Un autre aspect qui ressort de votre étude est que les marges nettes d’intérêt sont en forte hausse pour les établissements bancaires de la zone euro: celles-ci ont même augmenté de 100 milliards depuis juin 2022. Comment l’expliquer?

Dans l’UE, les taux d’intérêt pour les opérations de refinancement se situent à 3,75% depuis début mai. Comparé à la même période de l’an dernier, ces taux ont augmenté de 3,75%. Durant le même intervalle, les banques commerciales n’ont, elles, augmenté les taux qu’elles versent aux déposants que d’environ un demi-pourcent. Ce que l’on appelle les «deposits betas» – à savoir la part de la hausse des taux de la BCE qui est répercutée aux clients – se situent dans une fourchette de 10 à 20%, avec des variations d’un pays à l’autre. En d’autres termes, les banques commerciales n’ont répercuté qu’une petite partie de la hausse des taux à leurs déposants. Cela leur a ainsi permis de beaucoup augmenter leur profitabilité. En conséquence, les banques de la zone euro ont bénéficié d’un supplément de revenu assez important au cours des derniers mois.

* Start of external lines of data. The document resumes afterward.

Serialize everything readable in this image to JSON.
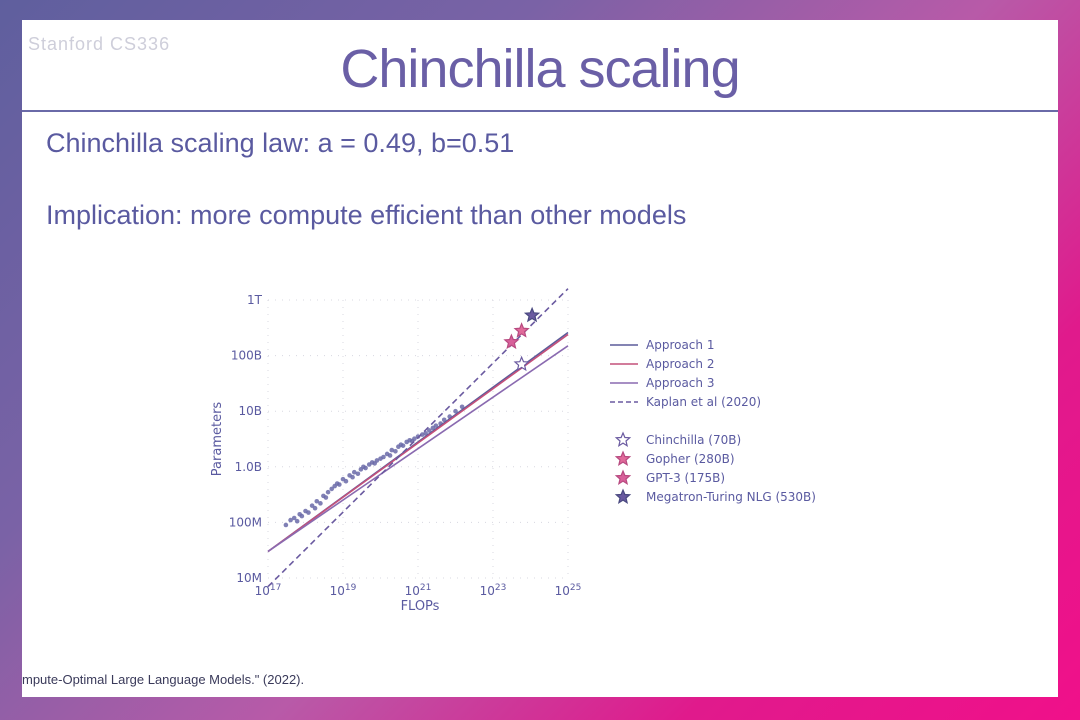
{
  "slide": {
    "logo_text": "Stanford CS336",
    "title": "Chinchilla scaling",
    "line1": "Chinchilla scaling law: a = 0.49, b=0.51",
    "line2": "Implication: more compute efficient than other models",
    "citation": "mpute-Optimal Large Language Models.\"  (2022)."
  },
  "colors": {
    "title": "#6a5fa6",
    "text": "#5a5aa0",
    "approach1": "#5b5b9a",
    "approach2": "#c4507a",
    "approach3": "#8a6ab0",
    "kaplan": "#6a5aa0",
    "points": "#6a6aa8"
  },
  "chart_data": {
    "type": "scatter",
    "xlabel": "FLOPs",
    "ylabel": "Parameters",
    "x_scale": "log",
    "y_scale": "log",
    "xlim": [
      1e+17,
      1e+25
    ],
    "ylim": [
      10000000.0,
      1000000000000.0
    ],
    "x_ticks": [
      {
        "value": 1e+17,
        "label": "10^17"
      },
      {
        "value": 1e+19,
        "label": "10^19"
      },
      {
        "value": 1e+21,
        "label": "10^21"
      },
      {
        "value": 1e+23,
        "label": "10^23"
      },
      {
        "value": 1e+25,
        "label": "10^25"
      }
    ],
    "y_ticks": [
      {
        "value": 10000000.0,
        "label": "10M"
      },
      {
        "value": 100000000.0,
        "label": "100M"
      },
      {
        "value": 1000000000.0,
        "label": "1.0B"
      },
      {
        "value": 10000000000.0,
        "label": "10B"
      },
      {
        "value": 100000000000.0,
        "label": "100B"
      },
      {
        "value": 1000000000000.0,
        "label": "1T"
      }
    ],
    "grid": true,
    "legend_position": "right",
    "lines": [
      {
        "name": "Approach 1",
        "style": "solid",
        "points": [
          [
            1e+17,
            30000000.0
          ],
          [
            1e+25,
            260000000000.0
          ]
        ]
      },
      {
        "name": "Approach 2",
        "style": "solid",
        "points": [
          [
            1e+17,
            30000000.0
          ],
          [
            1e+25,
            240000000000.0
          ]
        ]
      },
      {
        "name": "Approach 3",
        "style": "solid",
        "points": [
          [
            1e+17,
            30000000.0
          ],
          [
            1e+25,
            150000000000.0
          ]
        ]
      },
      {
        "name": "Kaplan et al (2020)",
        "style": "dashed",
        "points": [
          [
            1e+17,
            7000000.0
          ],
          [
            1e+25,
            1600000000000.0
          ]
        ]
      }
    ],
    "models": [
      {
        "name": "Chinchilla (70B)",
        "flops": 5.8e+23,
        "params": 70000000000.0,
        "star": "outline"
      },
      {
        "name": "Gopher (280B)",
        "flops": 5.8e+23,
        "params": 280000000000.0,
        "star": "filled"
      },
      {
        "name": "GPT-3 (175B)",
        "flops": 3.1e+23,
        "params": 175000000000.0,
        "star": "filled"
      },
      {
        "name": "Megatron-Turing NLG (530B)",
        "flops": 1.1e+24,
        "params": 530000000000.0,
        "star": "filled"
      }
    ],
    "scatter_points": [
      [
        3e+17,
        90000000.0
      ],
      [
        4e+17,
        110000000.0
      ],
      [
        5e+17,
        120000000.0
      ],
      [
        6e+17,
        105000000.0
      ],
      [
        7e+17,
        140000000.0
      ],
      [
        8e+17,
        130000000.0
      ],
      [
        1e+18,
        160000000.0
      ],
      [
        1.2e+18,
        150000000.0
      ],
      [
        1.5e+18,
        200000000.0
      ],
      [
        1.8e+18,
        180000000.0
      ],
      [
        2e+18,
        240000000.0
      ],
      [
        2.5e+18,
        220000000.0
      ],
      [
        3e+18,
        300000000.0
      ],
      [
        3.5e+18,
        280000000.0
      ],
      [
        4e+18,
        350000000.0
      ],
      [
        5e+18,
        400000000.0
      ],
      [
        6e+18,
        450000000.0
      ],
      [
        7e+18,
        500000000.0
      ],
      [
        8e+18,
        480000000.0
      ],
      [
        1e+19,
        600000000.0
      ],
      [
        1.2e+19,
        550000000.0
      ],
      [
        1.5e+19,
        700000000.0
      ],
      [
        1.8e+19,
        650000000.0
      ],
      [
        2e+19,
        800000000.0
      ],
      [
        2.5e+19,
        750000000.0
      ],
      [
        3e+19,
        900000000.0
      ],
      [
        3.5e+19,
        1000000000.0
      ],
      [
        4e+19,
        950000000.0
      ],
      [
        5e+19,
        1100000000.0
      ],
      [
        6e+19,
        1200000000.0
      ],
      [
        7e+19,
        1150000000.0
      ],
      [
        8e+19,
        1300000000.0
      ],
      [
        1e+20,
        1400000000.0
      ],
      [
        1.2e+20,
        1500000000.0
      ],
      [
        1.5e+20,
        1700000000.0
      ],
      [
        1.8e+20,
        1600000000.0
      ],
      [
        2e+20,
        2000000000.0
      ],
      [
        2.5e+20,
        1900000000.0
      ],
      [
        3e+20,
        2300000000.0
      ],
      [
        3.5e+20,
        2500000000.0
      ],
      [
        4e+20,
        2400000000.0
      ],
      [
        5e+20,
        2800000000.0
      ],
      [
        6e+20,
        3000000000.0
      ],
      [
        7e+20,
        2900000000.0
      ],
      [
        8e+20,
        3200000000.0
      ],
      [
        1e+21,
        3500000000.0
      ],
      [
        1.3e+21,
        3800000000.0
      ],
      [
        1.6e+21,
        4000000000.0
      ],
      [
        2e+21,
        4500000000.0
      ],
      [
        2.5e+21,
        5000000000.0
      ],
      [
        3e+21,
        5500000000.0
      ],
      [
        4e+21,
        6000000000.0
      ],
      [
        5e+21,
        7000000000.0
      ],
      [
        7e+21,
        8000000000.0
      ],
      [
        1e+22,
        10000000000.0
      ],
      [
        1.5e+22,
        12000000000.0
      ]
    ]
  }
}
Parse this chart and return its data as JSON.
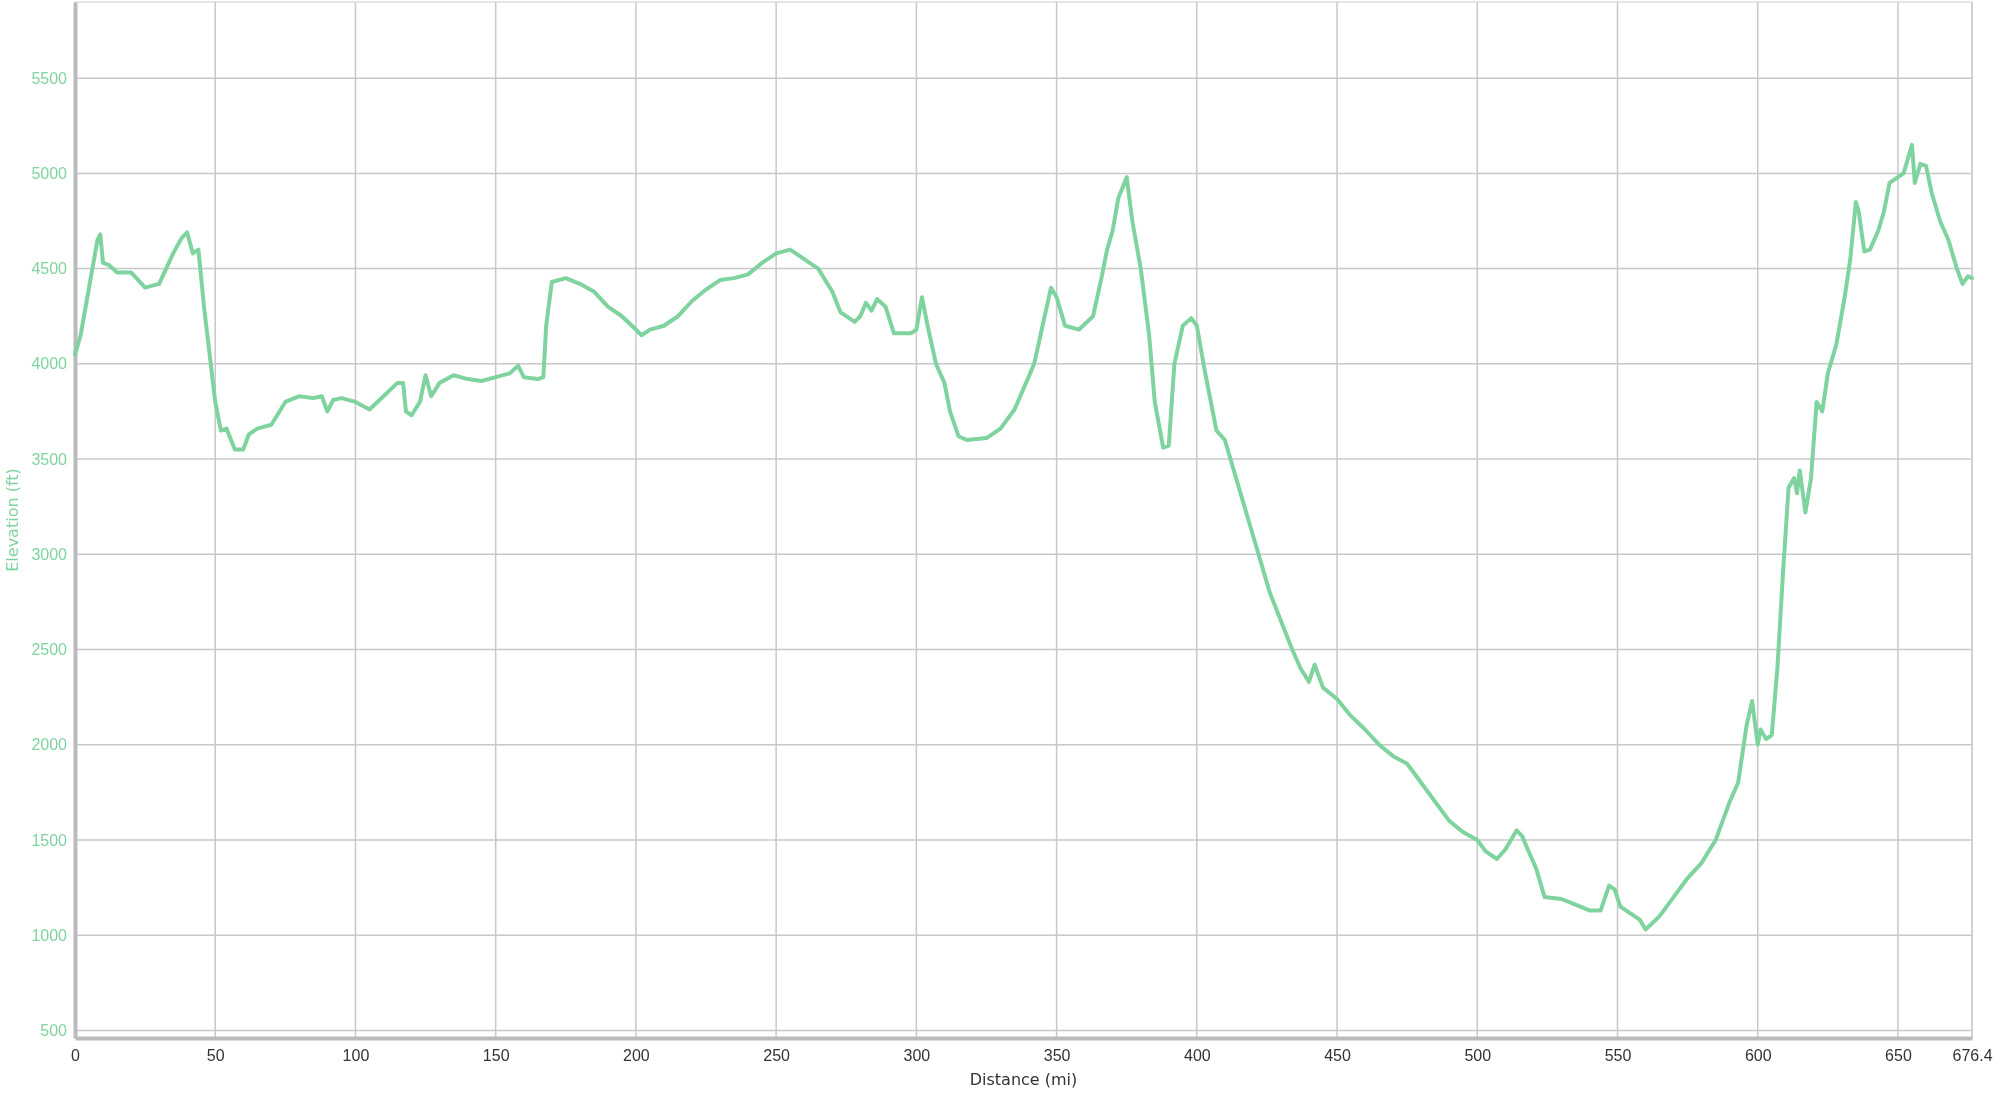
{
  "chart_data": {
    "type": "line",
    "xlabel": "Distance (mi)",
    "ylabel": "Elevation (ft)",
    "xlim": [
      0,
      676.4
    ],
    "ylim": [
      460,
      5900
    ],
    "xticks": [
      0,
      50,
      100,
      150,
      200,
      250,
      300,
      350,
      400,
      450,
      500,
      550,
      600,
      650,
      676.4
    ],
    "yticks": [
      500,
      1000,
      1500,
      2000,
      2500,
      3000,
      3500,
      4000,
      4500,
      5000,
      5500
    ],
    "grid": true,
    "marker": "none",
    "line_style": "solid",
    "x": [
      0,
      2,
      5,
      8,
      9,
      10,
      12,
      15,
      20,
      25,
      30,
      35,
      38,
      40,
      42,
      44,
      46,
      48,
      50,
      52,
      54,
      57,
      60,
      62,
      65,
      70,
      75,
      80,
      85,
      88,
      90,
      92,
      95,
      100,
      105,
      110,
      115,
      117,
      118,
      120,
      123,
      125,
      127,
      130,
      135,
      140,
      145,
      150,
      155,
      158,
      160,
      165,
      167,
      168,
      170,
      175,
      180,
      185,
      190,
      195,
      200,
      202,
      205,
      210,
      215,
      220,
      225,
      230,
      235,
      240,
      245,
      250,
      255,
      260,
      265,
      270,
      273,
      278,
      280,
      282,
      284,
      286,
      289,
      292,
      298,
      300,
      302,
      304,
      307,
      310,
      312,
      315,
      318,
      325,
      330,
      335,
      340,
      342,
      345,
      348,
      350,
      353,
      358,
      363,
      366,
      368,
      370,
      372,
      375,
      377,
      380,
      383,
      385,
      388,
      390,
      392,
      395,
      398,
      400,
      403,
      405,
      407,
      410,
      412,
      414,
      418,
      422,
      426,
      430,
      434,
      437,
      440,
      442,
      445,
      450,
      455,
      460,
      465,
      470,
      475,
      480,
      485,
      490,
      495,
      500,
      503,
      507,
      510,
      514,
      516,
      518,
      521,
      524,
      530,
      535,
      540,
      544,
      547,
      549,
      551,
      555,
      558,
      560,
      565,
      570,
      575,
      580,
      585,
      590,
      593,
      596,
      598,
      600,
      601,
      603,
      605,
      607,
      609,
      611,
      613,
      614,
      615,
      617,
      619,
      621,
      623,
      625,
      628,
      631,
      633,
      635,
      636,
      638,
      640,
      643,
      645,
      647,
      650,
      652,
      654,
      655,
      656,
      658,
      660,
      662,
      665,
      668,
      671,
      673,
      675,
      676.4
    ],
    "series": [
      {
        "color": "#7fd39f",
        "values": [
          4050,
          4150,
          4400,
          4650,
          4680,
          4530,
          4520,
          4480,
          4480,
          4400,
          4420,
          4580,
          4660,
          4690,
          4580,
          4600,
          4300,
          4050,
          3800,
          3650,
          3660,
          3550,
          3550,
          3630,
          3660,
          3680,
          3800,
          3830,
          3820,
          3830,
          3750,
          3810,
          3820,
          3800,
          3760,
          3830,
          3900,
          3900,
          3750,
          3730,
          3800,
          3940,
          3830,
          3900,
          3940,
          3920,
          3910,
          3930,
          3950,
          3990,
          3930,
          3920,
          3930,
          4200,
          4430,
          4450,
          4420,
          4380,
          4300,
          4250,
          4180,
          4150,
          4180,
          4200,
          4250,
          4330,
          4390,
          4440,
          4450,
          4470,
          4530,
          4580,
          4600,
          4550,
          4500,
          4380,
          4270,
          4220,
          4250,
          4320,
          4280,
          4340,
          4300,
          4160,
          4160,
          4180,
          4350,
          4200,
          4000,
          3900,
          3750,
          3620,
          3600,
          3610,
          3660,
          3760,
          3930,
          4000,
          4200,
          4400,
          4350,
          4200,
          4180,
          4250,
          4450,
          4600,
          4700,
          4870,
          4980,
          4750,
          4500,
          4150,
          3800,
          3560,
          3570,
          4000,
          4200,
          4240,
          4200,
          3950,
          3800,
          3650,
          3600,
          3500,
          3400,
          3200,
          3000,
          2800,
          2650,
          2500,
          2400,
          2330,
          2420,
          2300,
          2240,
          2150,
          2080,
          2000,
          1940,
          1900,
          1800,
          1700,
          1600,
          1540,
          1500,
          1440,
          1400,
          1450,
          1550,
          1520,
          1450,
          1350,
          1200,
          1190,
          1160,
          1130,
          1130,
          1260,
          1240,
          1150,
          1110,
          1080,
          1030,
          1100,
          1200,
          1300,
          1380,
          1500,
          1700,
          1800,
          2100,
          2230,
          2000,
          2080,
          2030,
          2050,
          2400,
          2900,
          3350,
          3400,
          3320,
          3440,
          3220,
          3400,
          3800,
          3750,
          3950,
          4100,
          4350,
          4550,
          4850,
          4800,
          4590,
          4600,
          4700,
          4800,
          4950,
          4980,
          5000,
          5100,
          5150,
          4950,
          5050,
          5040,
          4900,
          4750,
          4650,
          4500,
          4420,
          4460,
          4450
        ]
      }
    ]
  }
}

Selon votre analyse, la qualité des bases de dépôt en termes de coût et de stabilité est la suivante, par ordre décroissant, au niveau des pays: Espagne, Allemagne, Italie, France, Benelux, pays nordiques, Royaume-Uni, États-Unis, Suisse. Comment expliquer que la Suisse apparaisse en dernier dans cet ordre? Et faut-il s’en inquiéter?

Ce classement par pays ressort de notre analyse interne des bases de dépôt selon deux mesures: les données statistiques par pays au niveau de la zone Euro et la répartition des dépôts telle que présentée dans les piliers 3 sur un échantillon de 50 banques. Cette démarche a deux grandes limites notamment sur le choix de l’échantillon et la non-exploitation des données statistiques hors-zone Euro. Cependant, nous trouvons significatifs que les pays d’Europe continentale aient une proportion plus élevée de dépôts à vue détenus par des particuliers et classés comme «retail stable» au niveau réglementaire. Le cas de l’Espagne est frappant avec une proportion de dépôts «retail stable» proche de 50%. A l’autre extrémité, les banques suisses dans notre échantillon classent moins de 10% de leurs dépôts dans cette catégorie.